2. Es wird das unkommentierte Plakat moniert. Warum frage ich mich - handelt doch der Arktikel nicht von rechtsgerichteter Propaganda, sondern von "Eindruecken der Stimmung".
Und ich möchte daher sogar die journalistische Sorgfalt des Schreibers loben, auch ein Plakat der "Faschisten" abgebildet zu haben.

Meinungen wie die Euren, die nach Zensur rufen - oder wie ist die Frage "Warum gibt man den Faschos hier einen Raum?" sonst zu verstehen - gehen mir langsam wirklich auf den Geist.
Ich würde sogar soweit gehen zu behaupten, dass sogar unter manch vermeintlich "rechtem" Schädel _manch_ gute Idee und ordentliche Werte stecken.

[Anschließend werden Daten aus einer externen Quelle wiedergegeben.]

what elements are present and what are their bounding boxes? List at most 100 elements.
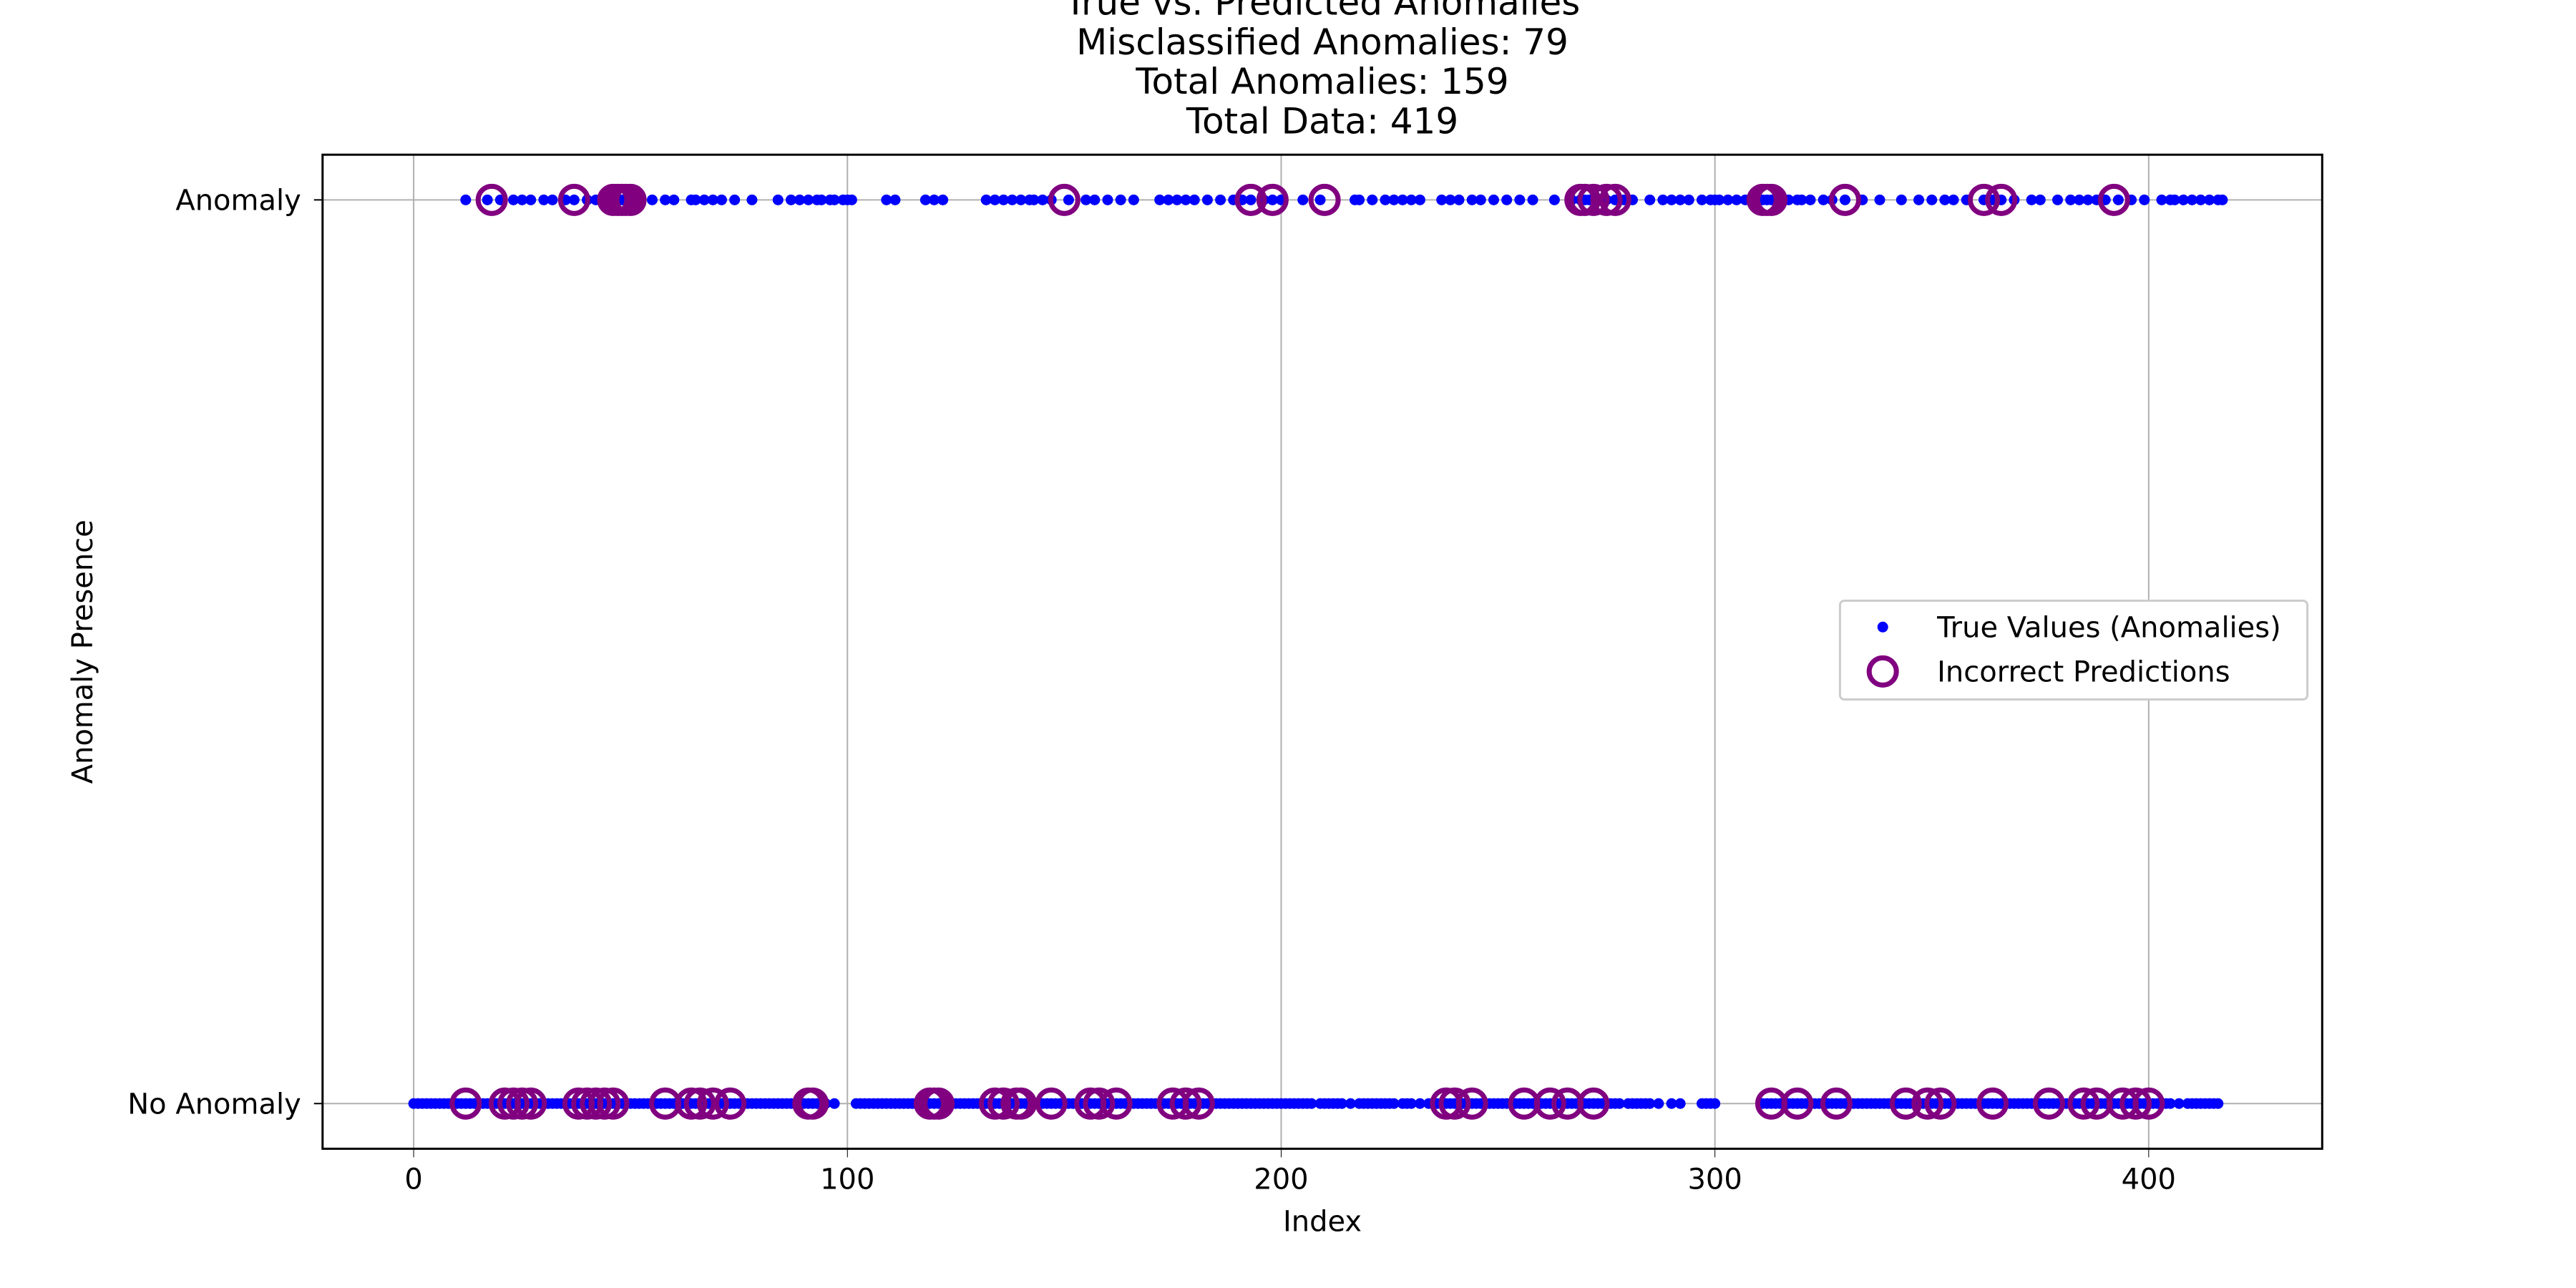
data-point-incorrect: [714, 1087, 747, 1120]
data-point-true: [1683, 194, 1694, 205]
data-point-true: [1614, 1098, 1625, 1109]
data-point-true: [2074, 194, 2085, 205]
data-point-true: [2156, 194, 2167, 205]
data-point-incorrect: [580, 1087, 613, 1120]
data-point-incorrect: [1755, 183, 1787, 216]
title-line: Total Anomalies: 159: [1135, 61, 1508, 102]
data-point-true: [1644, 194, 1656, 205]
data-point-true: [1466, 194, 1478, 205]
data-point-incorrect: [614, 183, 647, 216]
data-point-true: [646, 194, 658, 205]
data-point-true: [2186, 194, 2197, 205]
data-point-true: [525, 194, 537, 205]
data-point-true: [1128, 194, 1139, 205]
data-point-true: [1115, 194, 1126, 205]
data-point-incorrect: [2097, 183, 2130, 216]
title-line: Total Data: 419: [1186, 100, 1458, 142]
data-point-true: [668, 194, 680, 205]
data-point-true: [1089, 194, 1101, 205]
data-point-true: [1405, 1098, 1417, 1109]
data-point-true: [547, 194, 558, 205]
data-point-incorrect: [557, 183, 590, 216]
data-point-incorrect: [1985, 183, 2018, 216]
data-point-true: [989, 194, 1000, 205]
x-axis-label: Index: [1283, 1205, 1362, 1238]
data-point-true: [1189, 194, 1200, 205]
title-line: Misclassified Anomalies: 79: [1076, 21, 1568, 63]
data-point-true: [1336, 1098, 1347, 1109]
data-point-true: [2034, 194, 2046, 205]
data-point-true: [1674, 1098, 1686, 1109]
data-point-true: [1644, 1098, 1656, 1109]
data-point-true: [929, 194, 940, 205]
data-point-incorrect: [1889, 1087, 1922, 1120]
data-point-true: [1354, 194, 1365, 205]
data-point-true: [1722, 194, 1734, 205]
data-point-true: [1714, 194, 1725, 205]
data-point-incorrect: [1828, 183, 1861, 216]
legend-label-incorrect-predictions: Incorrect Predictions: [1937, 655, 2230, 688]
data-point-true: [919, 194, 931, 205]
data-point-incorrect: [2067, 1087, 2100, 1120]
legend: True Values (Anomalies) Incorrect Predic…: [1838, 600, 2309, 701]
data-point-true: [1080, 194, 1092, 205]
data-point-true: [1028, 194, 1040, 205]
data-point-true: [1731, 194, 1742, 205]
data-point-true: [729, 194, 741, 205]
data-point-incorrect: [1590, 183, 1623, 216]
data-point-true: [2204, 194, 2215, 205]
data-point-incorrect: [1577, 183, 1610, 216]
data-point-incorrect: [1577, 1087, 1610, 1120]
data-point-incorrect: [1533, 1087, 1566, 1120]
x-tick-label: 0: [404, 1163, 422, 1196]
data-point-true: [1926, 194, 1938, 205]
data-point-incorrect: [1911, 1087, 1944, 1120]
data-point-true: [1414, 194, 1425, 205]
data-point-true: [1388, 1098, 1400, 1109]
data-point-incorrect: [2119, 1087, 2152, 1120]
data-point-true: [1215, 194, 1226, 205]
data-point-true: [568, 194, 580, 205]
data-point-true: [2169, 194, 2180, 205]
data-point-true: [716, 194, 727, 205]
data-point-true: [690, 194, 701, 205]
data-point-true: [482, 194, 493, 205]
data-point-true: [508, 194, 519, 205]
data-point-true: [1405, 194, 1417, 205]
data-point-true: [1388, 194, 1400, 205]
data-point-true: [980, 194, 992, 205]
data-point-true: [2065, 194, 2077, 205]
data-point-incorrect: [1455, 1087, 1488, 1120]
data-point-true: [1163, 194, 1174, 205]
data-point-true: [846, 194, 857, 205]
data-point-true: [1453, 194, 1465, 205]
data-point-true: [1245, 194, 1257, 205]
data-point-incorrect: [1976, 1087, 2009, 1120]
data-point-true: [794, 194, 806, 205]
data-point-incorrect: [1438, 1087, 1471, 1120]
data-point-true: [1445, 194, 1456, 205]
data-point-incorrect: [696, 1087, 729, 1120]
data-point-true: [2139, 194, 2150, 205]
data-point-incorrect: [1256, 183, 1289, 216]
data-point-true: [1653, 1098, 1664, 1109]
data-point-true: [1666, 1098, 1677, 1109]
legend-label-true-values: True Values (Anomalies): [1936, 611, 2281, 644]
data-point-true: [1007, 194, 1018, 205]
data-point-true: [1037, 194, 1048, 205]
x-tick-label: 200: [1254, 1163, 1308, 1196]
data-point-true: [1102, 194, 1113, 205]
data-point-true: [1367, 194, 1378, 205]
data-point-incorrect: [683, 1087, 716, 1120]
data-point-true: [1414, 1098, 1425, 1109]
data-point-true: [1948, 194, 1959, 205]
legend-marker-incorrect-predictions: [1866, 655, 1899, 688]
data-point-true: [1796, 194, 1807, 205]
data-point-true: [1674, 194, 1686, 205]
data-point-true: [1267, 194, 1278, 205]
data-point-incorrect: [514, 1087, 547, 1120]
data-point-true: [2026, 194, 2037, 205]
data-point-true: [746, 194, 758, 205]
data-point-true: [517, 194, 528, 205]
data-point-true: [660, 194, 671, 205]
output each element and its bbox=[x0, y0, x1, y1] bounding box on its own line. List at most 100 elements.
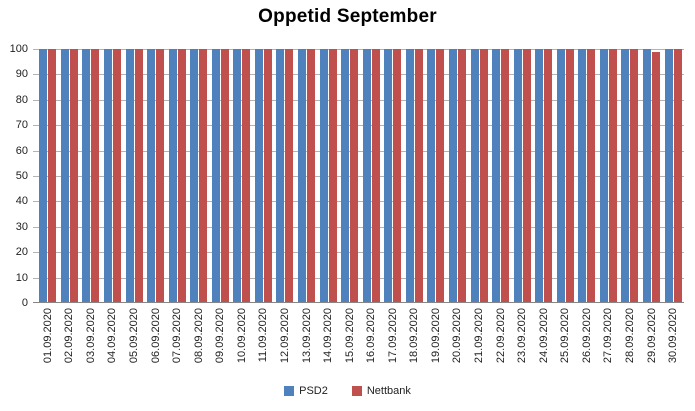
bar-nettbank bbox=[112, 49, 121, 303]
bar-group bbox=[490, 49, 512, 303]
bar-group bbox=[598, 49, 620, 303]
bar-psd2 bbox=[470, 49, 479, 303]
x-tick-label: 11.09.2020 bbox=[257, 308, 270, 363]
bar-nettbank bbox=[242, 49, 251, 303]
bar-group bbox=[102, 49, 124, 303]
bar-psd2 bbox=[168, 49, 177, 303]
gridlines bbox=[33, 49, 684, 303]
x-tick-label: 21.09.2020 bbox=[473, 308, 486, 364]
plot-area bbox=[33, 49, 684, 303]
bar-nettbank bbox=[91, 49, 100, 303]
x-tick-cell: 07.09.2020 bbox=[166, 308, 188, 378]
bar-nettbank bbox=[522, 49, 531, 303]
bar-psd2 bbox=[147, 49, 156, 303]
bar-group bbox=[188, 49, 210, 303]
y-tick-label: 30 bbox=[15, 220, 28, 233]
y-tick-label: 100 bbox=[9, 43, 28, 55]
bar-nettbank bbox=[587, 49, 596, 303]
bar-group bbox=[382, 49, 404, 303]
bar-group bbox=[619, 49, 641, 303]
x-tick-label: 20.09.2020 bbox=[451, 308, 464, 364]
bar-group bbox=[166, 49, 188, 303]
legend-label: Nettbank bbox=[366, 385, 411, 397]
x-tick-cell: 23.09.2020 bbox=[511, 308, 533, 378]
y-tick-label: 0 bbox=[21, 297, 28, 309]
bar-psd2 bbox=[599, 49, 608, 303]
x-tick-label: 04.09.2020 bbox=[106, 308, 119, 364]
bar-nettbank bbox=[285, 49, 294, 303]
legend-swatch-icon bbox=[284, 386, 295, 396]
x-tick-label: 24.09.2020 bbox=[537, 308, 550, 364]
chart-title: Oppetid September bbox=[258, 6, 437, 27]
x-tick-label: 18.09.2020 bbox=[408, 308, 421, 364]
x-tick-cell: 06.09.2020 bbox=[145, 308, 167, 378]
legend-item-nettbank: Nettbank bbox=[351, 385, 411, 397]
bar-psd2 bbox=[621, 49, 630, 303]
bar-nettbank bbox=[479, 49, 488, 303]
x-tick-label: 25.09.2020 bbox=[559, 308, 572, 364]
bar-psd2 bbox=[578, 49, 587, 303]
x-axis-labels: 01.09.2020 02.09.2020 03.09.2020 04.09.2020… bbox=[37, 308, 684, 378]
legend: PSD2 Nettbank bbox=[0, 385, 695, 397]
bar-nettbank bbox=[156, 49, 165, 303]
bar-psd2 bbox=[254, 49, 263, 303]
gridline bbox=[33, 49, 684, 50]
bar-nettbank bbox=[457, 49, 466, 303]
x-tick-cell: 25.09.2020 bbox=[555, 308, 577, 378]
bar-psd2 bbox=[125, 49, 134, 303]
y-tick-label: 90 bbox=[15, 68, 28, 81]
bars bbox=[37, 49, 684, 303]
bar-group bbox=[511, 49, 533, 303]
bar-group bbox=[210, 49, 232, 303]
bar-psd2 bbox=[233, 49, 242, 303]
bar-group bbox=[641, 49, 663, 303]
gridline bbox=[33, 226, 684, 228]
y-tick-label: 70 bbox=[15, 119, 28, 132]
bar-group bbox=[253, 49, 275, 303]
x-tick-label: 14.09.2020 bbox=[322, 308, 335, 364]
bar-group bbox=[317, 49, 339, 303]
x-tick-label: 07.09.2020 bbox=[171, 308, 184, 364]
bar-nettbank bbox=[350, 49, 359, 303]
bar-psd2 bbox=[362, 49, 371, 303]
x-tick-cell: 05.09.2020 bbox=[123, 308, 145, 378]
x-tick-label: 02.09.2020 bbox=[63, 308, 76, 364]
x-tick-label: 09.09.2020 bbox=[214, 308, 227, 364]
x-tick-label: 13.09.2020 bbox=[300, 308, 313, 364]
bar-psd2 bbox=[513, 49, 522, 303]
x-tick-label: 03.09.2020 bbox=[84, 308, 97, 364]
x-tick-cell: 10.09.2020 bbox=[231, 308, 253, 378]
gridline bbox=[33, 201, 684, 203]
bar-group bbox=[231, 49, 253, 303]
bar-psd2 bbox=[82, 49, 91, 303]
bar-nettbank bbox=[48, 49, 57, 303]
bar-nettbank bbox=[436, 49, 445, 303]
bar-nettbank bbox=[673, 49, 682, 303]
x-tick-label: 05.09.2020 bbox=[128, 308, 141, 364]
y-tick-label: 50 bbox=[15, 170, 28, 182]
bar-group bbox=[339, 49, 361, 303]
bar-psd2 bbox=[39, 49, 48, 303]
bar-nettbank bbox=[220, 49, 229, 303]
bar-nettbank bbox=[307, 49, 316, 303]
x-tick-cell: 01.09.2020 bbox=[37, 308, 59, 378]
legend-item-psd2: PSD2 bbox=[284, 385, 328, 397]
x-tick-cell: 24.09.2020 bbox=[533, 308, 555, 378]
bar-group bbox=[145, 49, 167, 303]
bar-psd2 bbox=[427, 49, 436, 303]
bar-nettbank bbox=[501, 49, 510, 303]
bar-psd2 bbox=[384, 49, 393, 303]
bar-group bbox=[425, 49, 447, 303]
y-tick-label: 60 bbox=[15, 144, 28, 157]
x-tick-cell: 18.09.2020 bbox=[404, 308, 426, 378]
bar-group bbox=[360, 49, 382, 303]
bar-psd2 bbox=[60, 49, 69, 303]
bar-psd2 bbox=[664, 49, 673, 303]
gridline bbox=[33, 252, 684, 254]
bar-psd2 bbox=[405, 49, 414, 303]
bar-psd2 bbox=[298, 49, 307, 303]
y-axis-labels: 0 10 20 30 40 50 60 70 80 90 100 bbox=[0, 43, 31, 309]
x-tick-cell: 17.09.2020 bbox=[382, 308, 404, 378]
bar-psd2 bbox=[643, 49, 652, 303]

Es sind "nur" _Teile_ der Kultur/Verhaltensweisen der "Rechten" die angegriffen gehören. Aber das ist bei den "linken" nicht anders. Auch hier ist das Spektrum der Meinungen breit gefächert und es gibt _Teile_, die sinnlose Gewalt und Zerstörung für ein legitimes Mittel halten und damit ebenso falsch liegen wie gewaltätige Nazis.
In allen Fällen sind es nur (mir fehlt ein besserers Wort)
"Teile" die nicht richtig laufen und ausschliesslich die Beseitigung dieser "Teile" sollten Grundlage des Wiederstandes sein und nicht die sinnlose Einschränkung von Rechten.
Gesetz dem Fall dass die Bevölkerung und alle eines Tages tatsächlich konkret alles "falsche" und "richtige" identifizieren und dementsprechend korrigieren, dann bleiben warscheinlich die wenigsten hier aufgewachsenen Menschen, ob nun rechts, links oder wasweissich, von tiefgreifenden persöhnlichen Veränderungen verschohnt.

Und weder Zensur, noch die gebetsartig wiederholte Forderung nach "Verdrängung" der ungeliebten Meinungen werden uns jemals entscheidene Schritte in Richtung "Paradies" bringen.